Health Insurance Facts

The choice to join a Private Health Insurance Fund is an individual choice. By joining a Private Health Insurance Fund you gain additional cover for some services not covered by Medicare. For example hospital expenses in either a private or public hospital, physiotherapy, dental or ancillary services. Private Health Insurance allows you to choose your doctor, what public or private hospital you will be admitted to and maybe even when you are admitted.

Comparison of Costs

The cost of Private Health Insurance differs greatly depending on what services you wish to be covered for and whether you take out insurance as an individual, couple or family.

At the time of writing (January 2017) the average cost per year for an individual to be covered by Private Health Insurance is approximately $2,500. At Toowong Private Hospital the cost of an admission in a shared room for an individual who is uninsured is around $680 per night. The average length of stay for treatment is approximately 14 days, which means that an admission would cost the individual $9,520. This estimated charge excludes other additional costs that would be normally be covered by Private Health Insurance that would be routinely incurred during an admission including items like to Doctor Fees, Procedural fees and medication.

Therefore, it is important for an individual to weigh up their options between being self funded or taking out Private Health Insurance.

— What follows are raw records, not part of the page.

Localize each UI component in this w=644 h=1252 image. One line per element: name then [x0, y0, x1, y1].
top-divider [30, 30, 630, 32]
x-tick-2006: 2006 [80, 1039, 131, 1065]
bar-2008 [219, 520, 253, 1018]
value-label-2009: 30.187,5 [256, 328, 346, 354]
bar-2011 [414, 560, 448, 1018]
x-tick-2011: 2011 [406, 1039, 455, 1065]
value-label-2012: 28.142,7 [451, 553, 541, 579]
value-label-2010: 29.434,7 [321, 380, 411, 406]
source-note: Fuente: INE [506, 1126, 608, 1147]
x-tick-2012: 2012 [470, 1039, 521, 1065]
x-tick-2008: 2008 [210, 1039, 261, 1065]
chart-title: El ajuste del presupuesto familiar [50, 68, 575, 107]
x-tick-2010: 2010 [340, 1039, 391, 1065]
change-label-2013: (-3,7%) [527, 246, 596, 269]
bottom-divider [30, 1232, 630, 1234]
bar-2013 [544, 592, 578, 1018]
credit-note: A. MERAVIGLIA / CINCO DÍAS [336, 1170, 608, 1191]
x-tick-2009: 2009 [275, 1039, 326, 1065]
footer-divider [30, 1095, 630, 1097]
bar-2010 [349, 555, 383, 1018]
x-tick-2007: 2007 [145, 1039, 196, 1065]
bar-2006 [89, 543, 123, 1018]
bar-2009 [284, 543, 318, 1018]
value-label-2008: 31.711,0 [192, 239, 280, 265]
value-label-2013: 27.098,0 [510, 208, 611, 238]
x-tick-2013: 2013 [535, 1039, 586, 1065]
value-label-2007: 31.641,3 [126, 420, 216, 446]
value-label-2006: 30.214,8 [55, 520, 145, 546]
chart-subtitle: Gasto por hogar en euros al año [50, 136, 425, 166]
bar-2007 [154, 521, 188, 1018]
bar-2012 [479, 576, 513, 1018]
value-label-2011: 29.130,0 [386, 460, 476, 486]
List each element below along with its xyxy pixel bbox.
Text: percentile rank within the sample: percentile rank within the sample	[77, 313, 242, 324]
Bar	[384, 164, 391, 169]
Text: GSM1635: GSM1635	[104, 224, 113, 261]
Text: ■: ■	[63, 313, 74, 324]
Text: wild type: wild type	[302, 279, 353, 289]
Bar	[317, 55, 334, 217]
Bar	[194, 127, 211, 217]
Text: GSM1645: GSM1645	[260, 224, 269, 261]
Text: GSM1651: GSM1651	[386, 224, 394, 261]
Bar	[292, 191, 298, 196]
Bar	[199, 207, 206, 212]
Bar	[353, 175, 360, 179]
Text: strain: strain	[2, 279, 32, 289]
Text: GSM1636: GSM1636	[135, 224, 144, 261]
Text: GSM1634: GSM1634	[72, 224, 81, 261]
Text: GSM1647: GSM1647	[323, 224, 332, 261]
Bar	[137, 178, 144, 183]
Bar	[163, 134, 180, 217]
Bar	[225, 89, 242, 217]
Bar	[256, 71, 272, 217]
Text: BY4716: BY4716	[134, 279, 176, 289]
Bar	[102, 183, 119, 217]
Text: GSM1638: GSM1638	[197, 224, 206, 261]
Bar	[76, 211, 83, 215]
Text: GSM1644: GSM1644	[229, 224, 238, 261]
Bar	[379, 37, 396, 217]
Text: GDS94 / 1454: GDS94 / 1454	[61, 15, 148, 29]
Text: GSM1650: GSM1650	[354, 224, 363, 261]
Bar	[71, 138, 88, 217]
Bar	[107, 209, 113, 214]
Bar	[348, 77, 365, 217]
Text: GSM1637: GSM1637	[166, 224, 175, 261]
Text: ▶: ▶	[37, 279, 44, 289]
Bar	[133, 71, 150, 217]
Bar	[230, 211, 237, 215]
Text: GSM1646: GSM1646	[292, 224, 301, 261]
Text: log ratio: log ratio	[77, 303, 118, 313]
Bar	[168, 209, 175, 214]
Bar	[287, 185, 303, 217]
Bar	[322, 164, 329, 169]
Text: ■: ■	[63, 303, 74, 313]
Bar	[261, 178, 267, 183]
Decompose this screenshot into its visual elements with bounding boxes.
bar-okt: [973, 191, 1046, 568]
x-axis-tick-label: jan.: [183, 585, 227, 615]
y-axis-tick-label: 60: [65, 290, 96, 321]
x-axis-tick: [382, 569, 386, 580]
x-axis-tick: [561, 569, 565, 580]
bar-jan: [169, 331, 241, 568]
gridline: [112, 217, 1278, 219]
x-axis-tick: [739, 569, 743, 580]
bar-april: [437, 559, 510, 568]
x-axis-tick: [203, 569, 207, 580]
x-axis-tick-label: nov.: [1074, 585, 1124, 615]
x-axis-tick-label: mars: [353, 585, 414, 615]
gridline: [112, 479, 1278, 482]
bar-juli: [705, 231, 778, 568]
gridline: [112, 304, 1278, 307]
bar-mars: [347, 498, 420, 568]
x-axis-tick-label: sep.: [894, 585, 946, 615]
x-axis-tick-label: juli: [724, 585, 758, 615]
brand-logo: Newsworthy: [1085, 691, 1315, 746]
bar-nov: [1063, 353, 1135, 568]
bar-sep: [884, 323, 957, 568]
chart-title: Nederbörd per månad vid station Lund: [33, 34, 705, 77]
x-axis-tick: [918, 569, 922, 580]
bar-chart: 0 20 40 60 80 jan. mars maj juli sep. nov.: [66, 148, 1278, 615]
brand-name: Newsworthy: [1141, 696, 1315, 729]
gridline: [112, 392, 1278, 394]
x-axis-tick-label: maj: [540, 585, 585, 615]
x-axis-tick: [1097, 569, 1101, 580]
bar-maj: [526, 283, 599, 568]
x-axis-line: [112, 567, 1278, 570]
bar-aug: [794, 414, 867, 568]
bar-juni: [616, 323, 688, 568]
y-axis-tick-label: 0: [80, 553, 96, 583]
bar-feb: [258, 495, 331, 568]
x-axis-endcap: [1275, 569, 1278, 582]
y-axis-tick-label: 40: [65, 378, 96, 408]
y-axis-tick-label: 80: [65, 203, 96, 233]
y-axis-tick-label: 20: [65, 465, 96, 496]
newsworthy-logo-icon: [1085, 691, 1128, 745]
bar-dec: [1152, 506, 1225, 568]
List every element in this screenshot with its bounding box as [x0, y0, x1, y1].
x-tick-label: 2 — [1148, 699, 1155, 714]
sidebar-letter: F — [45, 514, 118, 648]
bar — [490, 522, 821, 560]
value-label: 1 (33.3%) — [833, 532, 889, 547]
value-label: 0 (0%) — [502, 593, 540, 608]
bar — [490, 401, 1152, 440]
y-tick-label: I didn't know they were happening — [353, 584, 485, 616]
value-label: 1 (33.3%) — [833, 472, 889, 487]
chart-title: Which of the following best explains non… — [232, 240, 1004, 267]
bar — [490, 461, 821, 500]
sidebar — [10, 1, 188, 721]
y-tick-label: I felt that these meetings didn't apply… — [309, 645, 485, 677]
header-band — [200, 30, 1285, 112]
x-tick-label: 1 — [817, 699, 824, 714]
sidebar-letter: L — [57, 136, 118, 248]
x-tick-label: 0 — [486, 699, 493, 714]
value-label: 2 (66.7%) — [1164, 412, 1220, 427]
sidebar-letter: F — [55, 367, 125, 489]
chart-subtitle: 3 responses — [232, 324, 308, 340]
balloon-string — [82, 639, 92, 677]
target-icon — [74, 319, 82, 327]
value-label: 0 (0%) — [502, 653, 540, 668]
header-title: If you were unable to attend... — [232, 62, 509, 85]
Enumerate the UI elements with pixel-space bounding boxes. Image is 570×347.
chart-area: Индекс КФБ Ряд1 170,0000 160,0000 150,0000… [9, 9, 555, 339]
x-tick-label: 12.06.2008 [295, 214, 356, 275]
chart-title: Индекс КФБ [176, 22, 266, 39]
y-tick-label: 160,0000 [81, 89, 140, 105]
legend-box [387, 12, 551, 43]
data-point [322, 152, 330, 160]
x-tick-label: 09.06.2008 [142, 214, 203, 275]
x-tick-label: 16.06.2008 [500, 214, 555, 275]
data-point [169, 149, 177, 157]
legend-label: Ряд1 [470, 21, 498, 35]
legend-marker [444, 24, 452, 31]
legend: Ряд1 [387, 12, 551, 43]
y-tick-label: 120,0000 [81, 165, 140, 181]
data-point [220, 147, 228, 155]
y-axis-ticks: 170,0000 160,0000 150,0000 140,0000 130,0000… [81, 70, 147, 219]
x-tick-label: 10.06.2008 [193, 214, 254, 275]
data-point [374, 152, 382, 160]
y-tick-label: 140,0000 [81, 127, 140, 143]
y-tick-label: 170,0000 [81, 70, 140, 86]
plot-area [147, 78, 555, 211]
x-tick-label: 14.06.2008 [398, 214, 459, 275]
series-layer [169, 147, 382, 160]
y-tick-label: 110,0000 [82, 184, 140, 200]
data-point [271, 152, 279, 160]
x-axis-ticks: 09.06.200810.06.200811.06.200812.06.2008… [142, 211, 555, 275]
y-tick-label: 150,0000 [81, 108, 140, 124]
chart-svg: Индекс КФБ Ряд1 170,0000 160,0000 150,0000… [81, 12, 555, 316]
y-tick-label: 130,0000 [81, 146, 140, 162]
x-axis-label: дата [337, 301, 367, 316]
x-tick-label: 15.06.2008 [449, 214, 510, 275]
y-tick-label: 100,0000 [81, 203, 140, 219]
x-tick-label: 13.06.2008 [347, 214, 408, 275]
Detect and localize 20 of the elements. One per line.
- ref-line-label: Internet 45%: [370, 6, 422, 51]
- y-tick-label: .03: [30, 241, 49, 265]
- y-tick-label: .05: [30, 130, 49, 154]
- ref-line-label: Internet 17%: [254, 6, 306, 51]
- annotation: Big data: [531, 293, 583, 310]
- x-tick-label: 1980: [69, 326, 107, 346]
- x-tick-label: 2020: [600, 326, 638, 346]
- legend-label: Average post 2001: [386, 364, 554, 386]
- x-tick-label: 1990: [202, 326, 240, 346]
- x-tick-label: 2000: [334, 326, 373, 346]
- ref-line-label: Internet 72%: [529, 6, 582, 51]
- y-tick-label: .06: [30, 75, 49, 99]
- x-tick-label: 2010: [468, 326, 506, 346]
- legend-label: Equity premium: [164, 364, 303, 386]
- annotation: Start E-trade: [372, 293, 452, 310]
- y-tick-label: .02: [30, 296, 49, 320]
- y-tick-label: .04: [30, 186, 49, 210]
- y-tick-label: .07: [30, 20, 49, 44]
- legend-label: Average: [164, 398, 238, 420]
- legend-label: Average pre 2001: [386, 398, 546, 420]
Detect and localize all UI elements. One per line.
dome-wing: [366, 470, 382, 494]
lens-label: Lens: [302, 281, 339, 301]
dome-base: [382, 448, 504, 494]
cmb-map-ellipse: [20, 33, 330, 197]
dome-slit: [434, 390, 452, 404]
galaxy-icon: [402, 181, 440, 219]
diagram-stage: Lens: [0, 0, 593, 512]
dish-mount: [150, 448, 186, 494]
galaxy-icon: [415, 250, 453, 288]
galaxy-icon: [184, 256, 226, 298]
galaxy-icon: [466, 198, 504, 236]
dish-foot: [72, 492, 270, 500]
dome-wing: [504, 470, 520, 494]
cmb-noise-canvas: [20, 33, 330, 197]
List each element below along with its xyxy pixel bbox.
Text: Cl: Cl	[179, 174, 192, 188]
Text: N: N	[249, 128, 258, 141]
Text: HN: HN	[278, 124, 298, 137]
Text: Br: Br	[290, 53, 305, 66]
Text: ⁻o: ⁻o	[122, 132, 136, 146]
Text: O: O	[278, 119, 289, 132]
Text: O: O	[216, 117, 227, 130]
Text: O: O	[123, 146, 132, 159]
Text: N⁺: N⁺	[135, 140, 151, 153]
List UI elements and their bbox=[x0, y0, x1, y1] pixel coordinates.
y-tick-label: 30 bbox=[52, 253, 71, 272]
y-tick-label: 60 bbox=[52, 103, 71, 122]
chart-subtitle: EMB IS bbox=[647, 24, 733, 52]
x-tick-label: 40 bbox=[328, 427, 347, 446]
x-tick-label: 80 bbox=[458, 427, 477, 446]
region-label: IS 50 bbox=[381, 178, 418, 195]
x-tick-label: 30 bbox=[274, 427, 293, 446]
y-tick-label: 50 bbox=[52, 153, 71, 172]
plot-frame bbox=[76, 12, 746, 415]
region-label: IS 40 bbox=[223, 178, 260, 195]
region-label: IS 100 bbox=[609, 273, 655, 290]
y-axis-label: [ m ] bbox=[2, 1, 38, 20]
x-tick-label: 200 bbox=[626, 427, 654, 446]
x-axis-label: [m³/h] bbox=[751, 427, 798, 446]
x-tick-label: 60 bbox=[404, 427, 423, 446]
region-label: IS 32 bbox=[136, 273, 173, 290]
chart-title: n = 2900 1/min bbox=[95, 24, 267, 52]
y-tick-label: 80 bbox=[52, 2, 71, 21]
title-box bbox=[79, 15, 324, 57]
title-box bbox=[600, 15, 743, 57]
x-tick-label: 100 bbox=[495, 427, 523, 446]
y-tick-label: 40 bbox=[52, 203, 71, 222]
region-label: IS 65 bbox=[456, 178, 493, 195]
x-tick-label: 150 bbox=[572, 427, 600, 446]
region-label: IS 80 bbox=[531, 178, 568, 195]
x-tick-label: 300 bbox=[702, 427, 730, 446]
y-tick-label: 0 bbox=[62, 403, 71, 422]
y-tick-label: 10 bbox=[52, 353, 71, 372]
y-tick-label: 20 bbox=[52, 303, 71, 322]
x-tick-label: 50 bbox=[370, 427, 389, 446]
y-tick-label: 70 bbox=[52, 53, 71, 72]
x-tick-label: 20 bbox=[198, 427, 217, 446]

Questions to ask a Private Health Insurance Fund

It is important to understand exactly what is covered with your Private Health Insurance. There are a large amount of options available to customers. For example, you can purchase hospital cover, ancillary/extras cover, or both. Some items are generally not covered by standard policies for example neonatal care and psychiatric care, therefore it is crucial that you specify exactly what you want covered, and ask what items are excluded from the policy you wish to purchase.
 
It is also important to ask if Psychiatric care if fully covered or only covered at a Default rate. Coverage at Default rate, which is becoming more common in health insurance policies even at the top levels can often result in large additional payments when you are admitted to a Private Hospital. This is because default rates are only designed to subsidize the costs of treatment in a Public hospital setting.
Waiting periods are generally imposed on individuals taking out new health insurance and they vary in length. Government legislation has stated that waiting periods for hospital treatment that is psychiatric care cannot exceed 2 months. It does not matter whether the illness was pre-existing either, health insurance funds cannot legally impose a waiting period of more than 2 months for this kind of hospital care.
Insurance providers often charge excesses, co-payments and impose limits on health care services. You should ask the Health Fund Provider what out-of-pocket expenses you will be required to pay and the exact amount and frequency (for example whether you pay on only the first visit or every hospital stay) of these expenses.
It is important to find out what hospitals have agreements with the Private Health Insurance Provider. The purchase of 100% hospital cover does not guarantee you won’t have any out-of-pocket expenses for a private hospital visit. If a private hospital does not have an agreement with the health fund, not all expenses may be covered and you could incur some out-of-pocket expenses. Typically, if there is an agreement in place, health funds will generally reimburse 100% of the costs.

Commonly Used Terms

Benefits are the dollar amount or the services provided to you from your Private Health Insurance Provider. Benefits are received in either a calendar year, 12 months from the date of taking out the Health Insurance Policy or in a financial year (1 July to 30 June).
This is a type of coverage for Mental Health Admissions that can often be found in a Private Health insurance policy. This type of benefit was originally designed as a partial reimbursement of the costs associated with treatment in a Public Hospital setting. This level of coverage will normally result in a significant additional payment, payable by the patient,when this level of coverage is applied to a Private Hospital admission.
A co-payment is a set amount you agree to pay each time a service is provided. For example your policy may state that you have to pay $50 a night for every day that you are in hospital. Co-payments usually have a maximum set amount that an individual is required to pay a year.
An excess is an amount that an individual may agree to pay towards hospital treatment in exchange for lower premiums. You may be required to pay this amount every time you have hospital treatment or it may only be required the first time. An excess is payable by an individual before health fund benefits are payable.
These are set benefits that are provided by Private Health Insurance Providers that are not covered by Medicare. Examples of these are dental, optical and chiropractic. These extras are purchased on top of hospital cover and differ between each fund and type of policy.
Premiums are the payments made by an individual to the Health Insurance Provider in return for Health Insurance. These premiums may be paid weekly, fortnightly, monthly, quarterly, bi-annually or annually.
All Private Health Insurance Funds have waiting periods an individual is required to wait before the Private Health Insurance Fund will pay benefits. These waiting periods vary between providers.